Is OCR Outdated?
Optical Character Recognition (OCR) technology has a long history dating back to WWI when Emanuel Goldberg developed the Statistical Machine, the first electronic method of storing and retrieving business records. In the 1970s, OCR technology advanced to recognize text in almost every font. In the early 2000s, OCR became a cloud-based service. While it has a long and impressive history, it lacks the intelligence of the modern era - Artificial Intelligence (AI). Today, OCR is a subset of Intelligent Document Capture (IDC) solutions that elevate OCR capabilities with AI innovations. In this guide, we delve deeper into OCR's journey and the enhanced world of IDC solutions.
Historical Evolution of OCR
The origins of OCR lie in the early 20th century when businesses sought efficient ways to manage and store data. From rudimentary data storage to cloud-based services, OCR has continuously evolved. OCR's journey mirrors technological advancements over the decades, from simple character recognition to more advanced forms of "intelligent OCR software" with AI components.
What are the common advantages of OCR?
Traditional OCR technology, despite its limitations, has endured for decades due to its core benefits:
- Rapid processing, conversion, and digitization of paper documents
- Cost-effectiveness compared to manual data entry
- Speedier operations than manual methods
What are the common disadvantages of OCR?
Although OCR technology has laid the groundwork for many modern solutions, standalone OCR systems present challenges in contemporary tech environments:
Traditional OCR systems have specific strengths but are constrained in their operational scope. These systems often require additional steps or software for optimal functionality. A classic example is the alignment and orientation requirement of most OCR systems. Consequently, images captured by devices like smartphones or cameras might need adjustments before processing. Furthermore, deciphering handwritten text remains a significant hurdle for standard OCR solutions.
Lack of Accuracy
While OCR has made notable strides in accuracy over the years, limitations persist. The absence of "ocr artificial intelligence" components means that traditional OCR systems may falter when processing skewed images or those with blurs, glares, or complex backgrounds. Incorporating AI and Machine Learning (ML) can elevate accuracy levels to meet today's business standards.
Legacy OCR systems, integral as they might be, often come with dated user interfaces lacking modern user-centric features. Transitioning to more intuitive systems can significantly improve user experiences and operational efficiency.
Unlike advanced "intelligent OCR software" backed by AI, traditional OCR solutions lack the ability to self-learn from user inputs or feedback. This limitation implies that businesses may need to invest more time and resources to ensure data accuracy and maintain extraction structures.
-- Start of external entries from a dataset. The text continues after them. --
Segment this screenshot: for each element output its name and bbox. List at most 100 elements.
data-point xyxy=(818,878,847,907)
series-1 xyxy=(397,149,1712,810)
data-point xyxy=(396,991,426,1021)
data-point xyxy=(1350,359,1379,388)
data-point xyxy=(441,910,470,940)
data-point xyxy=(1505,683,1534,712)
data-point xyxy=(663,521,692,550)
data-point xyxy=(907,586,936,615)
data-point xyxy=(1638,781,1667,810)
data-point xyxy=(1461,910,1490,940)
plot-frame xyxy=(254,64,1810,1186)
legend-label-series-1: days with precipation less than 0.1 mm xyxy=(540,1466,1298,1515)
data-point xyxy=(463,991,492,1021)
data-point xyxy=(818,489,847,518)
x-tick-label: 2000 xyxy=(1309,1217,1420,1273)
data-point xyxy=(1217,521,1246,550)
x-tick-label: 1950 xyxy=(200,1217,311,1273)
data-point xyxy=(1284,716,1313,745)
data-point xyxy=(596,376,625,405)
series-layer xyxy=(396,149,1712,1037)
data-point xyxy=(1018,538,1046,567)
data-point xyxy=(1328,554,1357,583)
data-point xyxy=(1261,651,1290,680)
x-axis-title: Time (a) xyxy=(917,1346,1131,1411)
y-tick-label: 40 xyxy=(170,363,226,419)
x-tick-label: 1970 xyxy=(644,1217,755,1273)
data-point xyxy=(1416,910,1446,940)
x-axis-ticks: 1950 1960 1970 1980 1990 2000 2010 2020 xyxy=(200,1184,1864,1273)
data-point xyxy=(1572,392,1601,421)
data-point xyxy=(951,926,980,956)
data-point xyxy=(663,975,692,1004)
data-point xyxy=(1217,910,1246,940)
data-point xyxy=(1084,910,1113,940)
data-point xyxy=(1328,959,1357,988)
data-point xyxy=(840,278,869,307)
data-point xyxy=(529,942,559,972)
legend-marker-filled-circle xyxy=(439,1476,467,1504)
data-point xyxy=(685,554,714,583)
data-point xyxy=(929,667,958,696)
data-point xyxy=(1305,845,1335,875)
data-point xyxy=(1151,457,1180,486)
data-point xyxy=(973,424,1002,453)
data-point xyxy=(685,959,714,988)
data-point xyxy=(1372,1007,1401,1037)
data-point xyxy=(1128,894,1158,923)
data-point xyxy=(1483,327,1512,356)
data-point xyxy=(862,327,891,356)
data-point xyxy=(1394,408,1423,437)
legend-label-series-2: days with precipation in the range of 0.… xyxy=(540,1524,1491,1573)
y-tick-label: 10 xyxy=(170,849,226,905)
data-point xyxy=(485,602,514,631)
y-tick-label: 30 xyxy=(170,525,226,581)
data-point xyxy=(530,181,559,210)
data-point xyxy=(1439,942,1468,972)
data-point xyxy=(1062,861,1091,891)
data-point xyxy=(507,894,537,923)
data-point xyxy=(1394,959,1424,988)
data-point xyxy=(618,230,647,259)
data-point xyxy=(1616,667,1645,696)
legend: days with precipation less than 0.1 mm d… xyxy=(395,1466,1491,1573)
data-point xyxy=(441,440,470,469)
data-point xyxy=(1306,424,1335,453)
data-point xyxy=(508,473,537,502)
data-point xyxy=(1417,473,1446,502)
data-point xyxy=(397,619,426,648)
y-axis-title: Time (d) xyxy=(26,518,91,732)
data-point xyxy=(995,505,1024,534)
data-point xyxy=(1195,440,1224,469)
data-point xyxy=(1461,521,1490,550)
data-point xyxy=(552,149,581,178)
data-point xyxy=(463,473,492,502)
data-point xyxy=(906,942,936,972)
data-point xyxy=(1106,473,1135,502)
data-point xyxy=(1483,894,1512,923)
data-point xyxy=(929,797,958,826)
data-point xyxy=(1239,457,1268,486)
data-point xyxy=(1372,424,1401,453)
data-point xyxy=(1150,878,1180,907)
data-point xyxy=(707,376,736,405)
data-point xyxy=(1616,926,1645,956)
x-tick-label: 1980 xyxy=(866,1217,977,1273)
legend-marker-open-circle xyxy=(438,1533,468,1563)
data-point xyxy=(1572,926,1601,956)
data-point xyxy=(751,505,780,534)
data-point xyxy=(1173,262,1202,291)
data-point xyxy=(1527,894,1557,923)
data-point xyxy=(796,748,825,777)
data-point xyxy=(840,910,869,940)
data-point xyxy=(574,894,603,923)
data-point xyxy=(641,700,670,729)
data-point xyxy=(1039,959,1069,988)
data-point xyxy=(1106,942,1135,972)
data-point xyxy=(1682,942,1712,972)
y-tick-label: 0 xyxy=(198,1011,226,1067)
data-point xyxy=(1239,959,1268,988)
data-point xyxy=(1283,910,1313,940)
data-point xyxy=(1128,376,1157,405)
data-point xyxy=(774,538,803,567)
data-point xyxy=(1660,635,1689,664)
Should you replace your OCR software?
If your operations rely solely on traditional OCR, exploring advanced IDC solutions with "ocr artificial intelligence" components can unlock a host of benefits:
- Minimized human intervention in document processes
- Accelerated document processing cycles
- Enhanced document quality and accuracy
- Unified, consistent processing methods
Is Intelligent Document Capture (IDC) a better solution?
The debate between OCR and IDC isn't about one being superior to the other. IDC is an umbrella process that encompasses various technologies, including OCR. While OCR focuses on character recognition, IDC, with the aid of "ocr artificial intelligence" and Machine Learning, provides a holistic approach to document and data capture, management, and distribution.
When comparing OCR with IDC, it's evident that the latter offers a broader range of capabilities, extending beyond mere character recognition. IDC leverages AI and ML to comprehensively capture, analyze, and distribute data, making it a superior choice for businesses seeking advanced document processing solutions.